3.4 Trajectory Considerations for Sighting in a Gun

3.4 Trajectory Considerations for Sighting in a Gun

The terms “sighting in,” “zeroing in,” or “zeroing” a gun all mean the same thing: adjusting the sights on a gun so that it shoots to point of aim at a selected range distance. Sighting in a gun always takes place on a target range, which may be an informal range in the countryside or an established range in some convenient location. The procedure for sighting in is familiar to almost all shooters. However, three questions arise frequently, and Sierra’s Infinity program can be used to answer them all.

3.4.1 Sighting in on a Short Target Range

A shooter sometimes is faced with the following problem. He or she would like to sight in a gun for a zero range of, for example, 250 yards, but sighting in must be done on a shorter target range, say, 100 yards. The question is where should a group of shots be centered at 100 yards so that the gun will be zeroed in at 250 yards?

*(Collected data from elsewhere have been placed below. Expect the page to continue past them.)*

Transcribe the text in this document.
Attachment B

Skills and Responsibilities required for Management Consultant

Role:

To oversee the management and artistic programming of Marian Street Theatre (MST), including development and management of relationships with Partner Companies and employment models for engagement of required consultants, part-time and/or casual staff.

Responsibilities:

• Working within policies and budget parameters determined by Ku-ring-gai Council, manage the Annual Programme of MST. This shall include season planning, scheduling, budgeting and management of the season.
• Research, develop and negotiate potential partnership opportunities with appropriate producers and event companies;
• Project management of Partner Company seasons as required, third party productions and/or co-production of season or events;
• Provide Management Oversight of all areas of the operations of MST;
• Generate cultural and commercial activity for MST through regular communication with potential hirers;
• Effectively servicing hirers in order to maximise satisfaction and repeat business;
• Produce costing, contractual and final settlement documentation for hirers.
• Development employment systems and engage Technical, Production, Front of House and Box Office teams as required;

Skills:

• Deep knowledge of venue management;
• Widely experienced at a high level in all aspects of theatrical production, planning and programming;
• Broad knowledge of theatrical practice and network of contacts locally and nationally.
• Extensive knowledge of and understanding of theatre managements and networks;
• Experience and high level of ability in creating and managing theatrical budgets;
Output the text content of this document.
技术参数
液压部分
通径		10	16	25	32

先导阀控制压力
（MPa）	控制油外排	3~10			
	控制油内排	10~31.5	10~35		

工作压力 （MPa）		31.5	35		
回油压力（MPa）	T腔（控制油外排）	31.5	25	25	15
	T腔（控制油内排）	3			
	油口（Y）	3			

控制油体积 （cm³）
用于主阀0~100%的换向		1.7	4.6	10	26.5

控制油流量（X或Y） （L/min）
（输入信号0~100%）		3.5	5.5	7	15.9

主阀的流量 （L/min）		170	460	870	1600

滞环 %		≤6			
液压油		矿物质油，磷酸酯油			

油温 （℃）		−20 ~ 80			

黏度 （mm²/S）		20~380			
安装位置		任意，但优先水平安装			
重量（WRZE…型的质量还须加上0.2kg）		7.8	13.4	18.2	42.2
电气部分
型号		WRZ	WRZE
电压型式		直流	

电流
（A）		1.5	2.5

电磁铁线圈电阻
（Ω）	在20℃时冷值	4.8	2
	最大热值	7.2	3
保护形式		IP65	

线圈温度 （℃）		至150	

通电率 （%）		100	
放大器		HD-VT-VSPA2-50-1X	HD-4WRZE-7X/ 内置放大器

The answer to this question is straightforward with Infinity. A trajectory is calculated using a zero range of 250 yards and using the altitude and atmospheric conditions at the target range. Then, the bullet path is read from the calculated trajectory for a range distance of 100 yards. This is the point where the group should be centered on a paper target located at 100 yards to assure that the gun is sighted in at 250 yards.

Of course, any other pair of zero range and target range distances can be used. It is frequently necessary, for example, to use a target range distance of 25 yards to sight in a handgun at a zero range of 100 yards.